Care Act 2014 allows councils to process and share data to promote individual well-being, prevent the individual need for care and to support and promote the integration of health and social care.
Children’s Act 1989 allows councils to process and share data to safeguard and promote the wellbeing of children.
Homelessness Reduction Act 2017 allows councils to process and share data as part of taking reasonable steps to help applicants secure accommodation.
Civil Contingencies Act 2004 allows councils to process and share data as part of complying with our duty to plan and prepare for, advise about, respond to and recover from emergencies.
These pieces of legislation give the council power to use personal data for the following purposes. Because we have:
- a legal obligation (GDPR Article 6, 1 (c))

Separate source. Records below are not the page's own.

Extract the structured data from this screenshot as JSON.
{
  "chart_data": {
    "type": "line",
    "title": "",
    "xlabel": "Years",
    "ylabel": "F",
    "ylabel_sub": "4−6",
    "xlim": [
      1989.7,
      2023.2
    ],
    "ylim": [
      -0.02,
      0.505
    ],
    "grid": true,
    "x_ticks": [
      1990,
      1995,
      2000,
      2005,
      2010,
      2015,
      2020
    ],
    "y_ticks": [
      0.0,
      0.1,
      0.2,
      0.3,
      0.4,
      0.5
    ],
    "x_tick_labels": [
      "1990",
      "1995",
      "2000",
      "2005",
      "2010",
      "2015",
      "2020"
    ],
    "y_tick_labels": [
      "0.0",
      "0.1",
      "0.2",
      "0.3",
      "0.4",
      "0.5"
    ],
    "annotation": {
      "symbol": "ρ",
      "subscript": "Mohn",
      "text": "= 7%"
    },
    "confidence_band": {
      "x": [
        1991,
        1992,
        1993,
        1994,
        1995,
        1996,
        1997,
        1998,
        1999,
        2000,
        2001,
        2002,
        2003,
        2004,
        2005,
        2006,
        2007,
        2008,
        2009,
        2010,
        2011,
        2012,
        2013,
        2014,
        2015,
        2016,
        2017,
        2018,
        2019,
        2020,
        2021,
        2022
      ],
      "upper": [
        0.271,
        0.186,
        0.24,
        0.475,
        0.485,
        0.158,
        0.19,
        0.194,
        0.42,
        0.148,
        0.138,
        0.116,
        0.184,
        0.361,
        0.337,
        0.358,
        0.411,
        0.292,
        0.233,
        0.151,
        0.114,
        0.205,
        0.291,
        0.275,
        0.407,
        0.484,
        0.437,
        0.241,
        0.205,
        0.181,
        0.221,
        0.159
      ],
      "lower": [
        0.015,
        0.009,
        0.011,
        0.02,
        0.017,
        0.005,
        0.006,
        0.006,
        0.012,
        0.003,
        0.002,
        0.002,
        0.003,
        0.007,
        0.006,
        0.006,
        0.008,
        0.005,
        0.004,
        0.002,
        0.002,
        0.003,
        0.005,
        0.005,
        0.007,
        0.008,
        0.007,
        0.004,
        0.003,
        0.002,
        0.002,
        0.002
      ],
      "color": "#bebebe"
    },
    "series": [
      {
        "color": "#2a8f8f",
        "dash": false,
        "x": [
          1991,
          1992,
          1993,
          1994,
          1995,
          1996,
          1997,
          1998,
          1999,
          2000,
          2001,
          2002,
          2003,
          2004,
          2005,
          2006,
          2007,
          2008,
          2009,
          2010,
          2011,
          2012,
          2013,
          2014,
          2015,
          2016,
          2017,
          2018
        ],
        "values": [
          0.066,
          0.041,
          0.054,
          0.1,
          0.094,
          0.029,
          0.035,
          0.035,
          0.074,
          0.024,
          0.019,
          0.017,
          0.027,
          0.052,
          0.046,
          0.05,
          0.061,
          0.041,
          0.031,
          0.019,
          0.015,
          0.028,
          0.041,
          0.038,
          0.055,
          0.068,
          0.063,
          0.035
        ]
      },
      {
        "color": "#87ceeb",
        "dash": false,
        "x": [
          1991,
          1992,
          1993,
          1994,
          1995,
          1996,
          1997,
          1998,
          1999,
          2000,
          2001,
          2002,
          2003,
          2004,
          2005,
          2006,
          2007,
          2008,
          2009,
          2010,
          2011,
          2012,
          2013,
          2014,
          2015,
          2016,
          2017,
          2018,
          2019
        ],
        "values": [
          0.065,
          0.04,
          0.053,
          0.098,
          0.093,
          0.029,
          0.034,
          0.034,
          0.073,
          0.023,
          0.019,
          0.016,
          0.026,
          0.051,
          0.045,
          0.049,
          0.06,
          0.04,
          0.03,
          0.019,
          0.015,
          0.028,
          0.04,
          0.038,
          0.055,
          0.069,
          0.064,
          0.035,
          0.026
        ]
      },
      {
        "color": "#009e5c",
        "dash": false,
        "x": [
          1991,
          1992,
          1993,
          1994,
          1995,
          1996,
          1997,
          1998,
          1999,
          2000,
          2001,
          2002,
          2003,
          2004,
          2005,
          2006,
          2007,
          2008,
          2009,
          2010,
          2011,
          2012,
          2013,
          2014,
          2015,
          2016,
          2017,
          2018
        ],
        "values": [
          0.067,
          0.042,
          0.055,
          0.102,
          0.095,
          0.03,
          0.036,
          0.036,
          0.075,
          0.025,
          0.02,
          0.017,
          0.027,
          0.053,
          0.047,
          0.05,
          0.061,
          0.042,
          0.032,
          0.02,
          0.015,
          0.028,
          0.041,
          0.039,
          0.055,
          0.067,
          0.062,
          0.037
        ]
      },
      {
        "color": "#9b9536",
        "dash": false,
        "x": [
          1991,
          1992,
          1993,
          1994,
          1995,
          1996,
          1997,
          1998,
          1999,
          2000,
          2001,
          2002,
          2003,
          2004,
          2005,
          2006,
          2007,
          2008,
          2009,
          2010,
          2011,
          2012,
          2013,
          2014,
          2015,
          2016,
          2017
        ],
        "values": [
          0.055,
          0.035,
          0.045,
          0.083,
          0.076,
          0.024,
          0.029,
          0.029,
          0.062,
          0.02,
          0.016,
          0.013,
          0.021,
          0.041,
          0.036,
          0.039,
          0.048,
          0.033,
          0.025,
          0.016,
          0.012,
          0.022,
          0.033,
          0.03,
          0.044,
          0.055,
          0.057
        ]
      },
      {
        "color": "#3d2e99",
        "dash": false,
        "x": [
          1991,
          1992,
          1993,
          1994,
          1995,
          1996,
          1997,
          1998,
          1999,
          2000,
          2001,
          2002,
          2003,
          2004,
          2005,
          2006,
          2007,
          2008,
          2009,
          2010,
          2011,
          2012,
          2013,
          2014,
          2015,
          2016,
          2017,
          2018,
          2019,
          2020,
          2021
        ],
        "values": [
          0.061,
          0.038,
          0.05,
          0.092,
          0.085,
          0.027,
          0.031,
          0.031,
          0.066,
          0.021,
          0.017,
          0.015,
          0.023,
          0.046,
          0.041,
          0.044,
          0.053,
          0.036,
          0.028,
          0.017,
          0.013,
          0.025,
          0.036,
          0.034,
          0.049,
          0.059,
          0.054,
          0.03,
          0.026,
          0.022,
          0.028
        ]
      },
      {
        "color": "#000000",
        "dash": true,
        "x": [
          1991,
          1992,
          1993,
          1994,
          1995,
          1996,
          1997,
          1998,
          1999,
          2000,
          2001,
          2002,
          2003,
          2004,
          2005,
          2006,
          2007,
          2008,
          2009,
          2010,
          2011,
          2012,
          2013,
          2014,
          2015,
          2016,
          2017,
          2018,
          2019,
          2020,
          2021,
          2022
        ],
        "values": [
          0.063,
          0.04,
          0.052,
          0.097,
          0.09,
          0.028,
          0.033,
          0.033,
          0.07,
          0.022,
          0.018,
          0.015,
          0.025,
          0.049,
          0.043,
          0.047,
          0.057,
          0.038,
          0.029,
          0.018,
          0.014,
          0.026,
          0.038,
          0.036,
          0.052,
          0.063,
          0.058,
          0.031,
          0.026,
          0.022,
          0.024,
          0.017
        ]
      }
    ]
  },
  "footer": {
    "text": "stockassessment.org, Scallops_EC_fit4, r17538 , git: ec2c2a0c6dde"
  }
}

- a public task (GDPR Article 6, 1 (e))
- duties under employment law (GDPR Article 9, 2 (b))
- a substantial public interest (GDPR Article 9, 2 (g))
- to provide health and social care (GDPR Article 9, 2 (h)).
In circumstances of immediate and serious risk to an individual, the council can use personal data to protect the ‘vital interests’ of individuals.
(GDPR Article 6, 1(d) and Article 9, 2 (c))
Data protection legislation also allows us to use personal data for public health reasons, such as protecting against serious cross-border threats to health or ensuring high standards of quality and safety of health care.
(GDPR Article 9, 2 (i))
How long we keep your information
For normal council activities the retention listed within the relevant privacy notice will apply, such as for benefits or safeguarding.
It is not yet clear how long the pandemic will require emergency measures and how long the council will need to keep personal data for COVID-19 response work.
As the work develops we will consider how long we need to keep your data and a review of all COVID-19 response work will take place after emergency measures are no longer needed, to ensure personal data is only kept for as long as necessary.